When you push a config change that touches multiple tiers (Personas + DUT + Agents), CPOS coordinates:

PREPARE phase
  every tier acks "can do" → green light
  any nack → abort, no state change

COMMIT phase
  every tier snapshots + applies
  60s self-healing watchdog
  any tier unhealthy → rollback all snapshots

This means a partial config push cannot leave the bench in a half-applied state.

PIE family¶

Auxiliary subsystems that work alongside DOM:

RSM (Replay Session Mode) — replay a past test exactly
IR (Idempotent Restore) — restore checkpoint w/o side-effects
HID (Health Indicator Dashboard) — operator's at-a-glance view
AAE (Auto-Approve Engine) — pre-approves low-risk operations per per-mode policy

Common questions¶

Can I disable DDPB to get something through?
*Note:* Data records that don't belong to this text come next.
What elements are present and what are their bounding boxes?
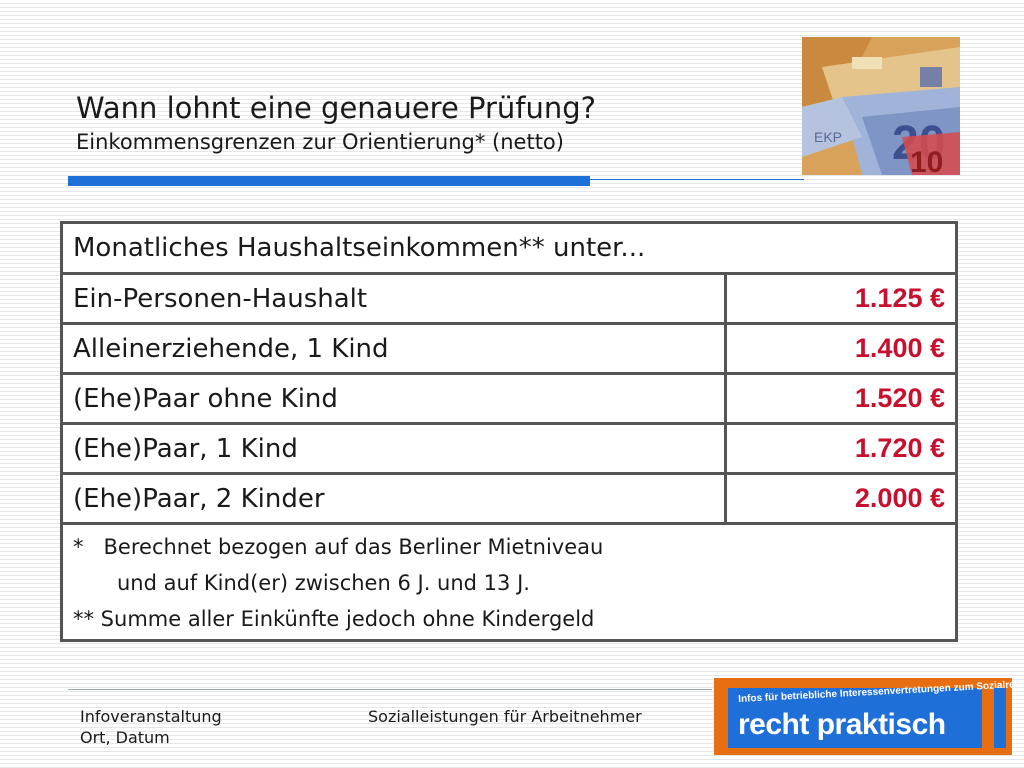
- household-label: Alleinerziehende, 1 Kind: [60, 322, 727, 375]
- footer-divider: [68, 689, 712, 690]
- household-label: (Ehe)Paar ohne Kind: [60, 372, 727, 425]
- recht-praktisch-logo: Infos für betriebliche Interessenvertret…: [714, 678, 1024, 755]
- footnote-1: * Berechnet bezogen auf das Berliner Mie…: [73, 535, 604, 559]
- income-amount: 1.400 €: [724, 322, 958, 375]
- table-row: (Ehe)Paar, 1 Kind 1.720 €: [60, 422, 958, 475]
- logo-side-bar: [994, 688, 1006, 748]
- household-label: (Ehe)Paar, 2 Kinder: [60, 472, 727, 525]
- table-footnotes: * Berechnet bezogen auf das Berliner Mie…: [60, 522, 958, 642]
- euro-banknotes-photo: 20 10 EKP: [802, 37, 960, 175]
- table-row: Ein-Personen-Haushalt 1.125 €: [60, 272, 958, 325]
- title-underline-thin: [590, 179, 804, 180]
- income-amount: 1.720 €: [724, 422, 958, 475]
- slide-subtitle: Einkommensgrenzen zur Orientierung* (net…: [76, 130, 564, 154]
- svg-text:10: 10: [910, 146, 943, 175]
- footnote-1-continued: und auf Kind(er) zwischen 6 J. und 13 J.: [117, 571, 530, 595]
- logo-tagline: Infos für betriebliche Interessenvertret…: [738, 678, 1024, 705]
- title-underline: [68, 176, 590, 186]
- income-amount: 1.520 €: [724, 372, 958, 425]
- income-amount: 2.000 €: [724, 472, 958, 525]
- table-row: (Ehe)Paar, 2 Kinder 2.000 €: [60, 472, 958, 525]
- svg-text:EKP: EKP: [814, 129, 842, 145]
- household-label: Ein-Personen-Haushalt: [60, 272, 727, 325]
- slide-title: Wann lohnt eine genauere Prüfung? Einkom…: [76, 88, 596, 156]
- income-amount: 1.125 €: [724, 272, 958, 325]
- slide-title-main: Wann lohnt eine genauere Prüfung?: [76, 91, 597, 125]
- income-limits-table: Monatliches Haushaltseinkommen** unter..…: [60, 221, 958, 642]
- footer-topic: Sozialleistungen für Arbeitnehmer: [368, 707, 642, 726]
- logo-brand: recht praktisch: [738, 708, 946, 741]
- table-row: Alleinerziehende, 1 Kind 1.400 €: [60, 322, 958, 375]
- table-row: (Ehe)Paar ohne Kind 1.520 €: [60, 372, 958, 425]
- footer-place-date: Ort, Datum: [80, 728, 170, 747]
- logo-panel: Infos für betriebliche Interessenvertret…: [728, 679, 1024, 748]
- footer-event-info: Infoveranstaltung Ort, Datum: [80, 706, 222, 748]
- footnote-2: ** Summe aller Einkünfte jedoch ohne Kin…: [73, 607, 595, 631]
- table-header: Monatliches Haushaltseinkommen** unter..…: [60, 221, 958, 275]
- household-label: (Ehe)Paar, 1 Kind: [60, 422, 727, 475]
- footer-event: Infoveranstaltung: [80, 707, 222, 726]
No. The chain is designed to be tamper-resistant — every layer logs to a separate audit channel. If you legitimately need to bypass, switch the DUT to prod-partition and use the explicit unlock window.

Does PDD ever auto-reclassify? No — it only suggests. Operators must confirm.

My team has 50 DUTs. Do I need to set mode 50 times? Modes can be inherited from a template (Profile Templates v2.0, DOM-6).